An explicit racism accompanied the use of French colonial troops.  In 1918, a French colonel in charge of training African troops wrote that his men were simply “cannon fodder, who should, in order to save whites’ lives, be made use of much more intensely.” The Prime Minster of France held much the same view. “We are going to offer civilisation to the Blacks. They will have to pay for that,” he asserted. “I would prefer that ten Blacks are killed rather than one Frenchman—although I immensely respect those brave Blacks—, I think that enough Frenchmen are killed anyway and that we should sacrifice as few as possible!”

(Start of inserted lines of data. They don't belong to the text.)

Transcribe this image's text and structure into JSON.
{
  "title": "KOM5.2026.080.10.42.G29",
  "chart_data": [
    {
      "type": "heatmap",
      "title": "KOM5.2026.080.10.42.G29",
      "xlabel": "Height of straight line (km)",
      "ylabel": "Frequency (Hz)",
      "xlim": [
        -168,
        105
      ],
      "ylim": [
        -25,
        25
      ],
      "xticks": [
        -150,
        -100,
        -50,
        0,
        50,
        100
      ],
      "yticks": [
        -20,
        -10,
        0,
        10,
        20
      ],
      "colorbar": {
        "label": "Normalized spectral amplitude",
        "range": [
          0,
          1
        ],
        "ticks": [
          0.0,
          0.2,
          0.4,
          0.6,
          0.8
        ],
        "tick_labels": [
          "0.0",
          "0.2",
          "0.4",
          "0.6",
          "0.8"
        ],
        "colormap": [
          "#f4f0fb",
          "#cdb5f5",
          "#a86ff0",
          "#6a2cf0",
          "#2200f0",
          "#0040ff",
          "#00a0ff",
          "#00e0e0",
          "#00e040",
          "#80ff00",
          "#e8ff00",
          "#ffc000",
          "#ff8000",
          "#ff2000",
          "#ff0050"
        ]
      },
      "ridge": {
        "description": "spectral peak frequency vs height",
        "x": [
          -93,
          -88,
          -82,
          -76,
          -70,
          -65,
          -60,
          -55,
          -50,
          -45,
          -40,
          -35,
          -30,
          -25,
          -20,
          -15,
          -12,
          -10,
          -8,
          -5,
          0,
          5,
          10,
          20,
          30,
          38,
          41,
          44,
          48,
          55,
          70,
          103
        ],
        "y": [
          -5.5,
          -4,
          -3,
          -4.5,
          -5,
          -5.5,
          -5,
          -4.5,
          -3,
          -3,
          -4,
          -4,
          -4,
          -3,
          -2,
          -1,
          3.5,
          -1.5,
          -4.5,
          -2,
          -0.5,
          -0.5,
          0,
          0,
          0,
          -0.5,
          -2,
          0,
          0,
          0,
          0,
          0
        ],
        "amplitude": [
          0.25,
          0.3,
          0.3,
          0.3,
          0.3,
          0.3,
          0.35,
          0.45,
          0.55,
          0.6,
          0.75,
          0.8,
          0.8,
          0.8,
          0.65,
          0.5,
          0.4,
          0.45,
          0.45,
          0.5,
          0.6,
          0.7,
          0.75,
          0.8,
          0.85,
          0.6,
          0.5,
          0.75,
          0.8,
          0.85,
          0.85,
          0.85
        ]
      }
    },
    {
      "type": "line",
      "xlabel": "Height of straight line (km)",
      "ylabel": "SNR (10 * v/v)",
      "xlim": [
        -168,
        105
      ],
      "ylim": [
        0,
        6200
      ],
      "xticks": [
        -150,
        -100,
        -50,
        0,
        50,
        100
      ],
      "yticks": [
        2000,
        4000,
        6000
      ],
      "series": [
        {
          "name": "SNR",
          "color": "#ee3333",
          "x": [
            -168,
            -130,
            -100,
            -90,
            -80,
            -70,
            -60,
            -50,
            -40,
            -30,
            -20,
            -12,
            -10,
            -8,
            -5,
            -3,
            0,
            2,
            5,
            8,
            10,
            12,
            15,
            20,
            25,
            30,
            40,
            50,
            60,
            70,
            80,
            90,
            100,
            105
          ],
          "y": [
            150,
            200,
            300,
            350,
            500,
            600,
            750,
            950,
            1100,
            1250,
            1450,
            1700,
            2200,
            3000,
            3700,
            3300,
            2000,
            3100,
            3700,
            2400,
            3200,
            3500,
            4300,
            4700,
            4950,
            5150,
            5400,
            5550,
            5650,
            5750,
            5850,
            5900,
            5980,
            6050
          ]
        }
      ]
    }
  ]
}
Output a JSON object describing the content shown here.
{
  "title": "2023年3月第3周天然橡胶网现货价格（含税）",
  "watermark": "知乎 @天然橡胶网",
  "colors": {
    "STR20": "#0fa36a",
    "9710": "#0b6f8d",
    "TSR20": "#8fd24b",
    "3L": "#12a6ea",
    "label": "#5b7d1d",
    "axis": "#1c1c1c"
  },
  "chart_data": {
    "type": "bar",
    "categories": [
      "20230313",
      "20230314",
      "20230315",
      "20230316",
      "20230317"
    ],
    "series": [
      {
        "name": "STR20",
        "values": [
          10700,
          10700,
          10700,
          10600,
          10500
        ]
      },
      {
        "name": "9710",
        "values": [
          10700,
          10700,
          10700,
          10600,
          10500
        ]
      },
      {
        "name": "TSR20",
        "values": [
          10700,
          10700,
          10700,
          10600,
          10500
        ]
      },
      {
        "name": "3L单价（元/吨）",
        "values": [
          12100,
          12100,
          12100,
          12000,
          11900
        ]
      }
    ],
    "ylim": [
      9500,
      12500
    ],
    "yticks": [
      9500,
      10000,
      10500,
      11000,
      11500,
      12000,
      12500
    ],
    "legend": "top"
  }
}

The Imperial War Graves Commission supervised the commemoration of war dead and went to great lengths to identify British men who had died in Africa and memorialize them with individual graves. Digging through mass graves in Africa, commission employees searched for false teeth and other dental fixtures in order to identify British remains and rebury them in separate cemeteries. Although the commission worked on the principle that “in death, all, from General to Private, of whatever race or creed, should receive equal honor under a memorial,” that equality was not always recognized. In some places, the commission erected separate memorials for African soldiers and laborers killed and did not list the names of the dead. This practice did not sit well with some local officers.

 

Throughout Africa, surviving officers established public subscriptions and pressured colonial governments to erect memorials for the African dead that included the name of each man lost. The Commanding Officer of the Sierra Leone Regiment, for example, demanded monuments in Freetown honoring the Sierra Leone men who had died in service. Included in the memorial were not only soldiers, but carriers who had given their lives as well.

But for many, individual graves were not maintained by the country that had demanded from them the supreme sacrifice.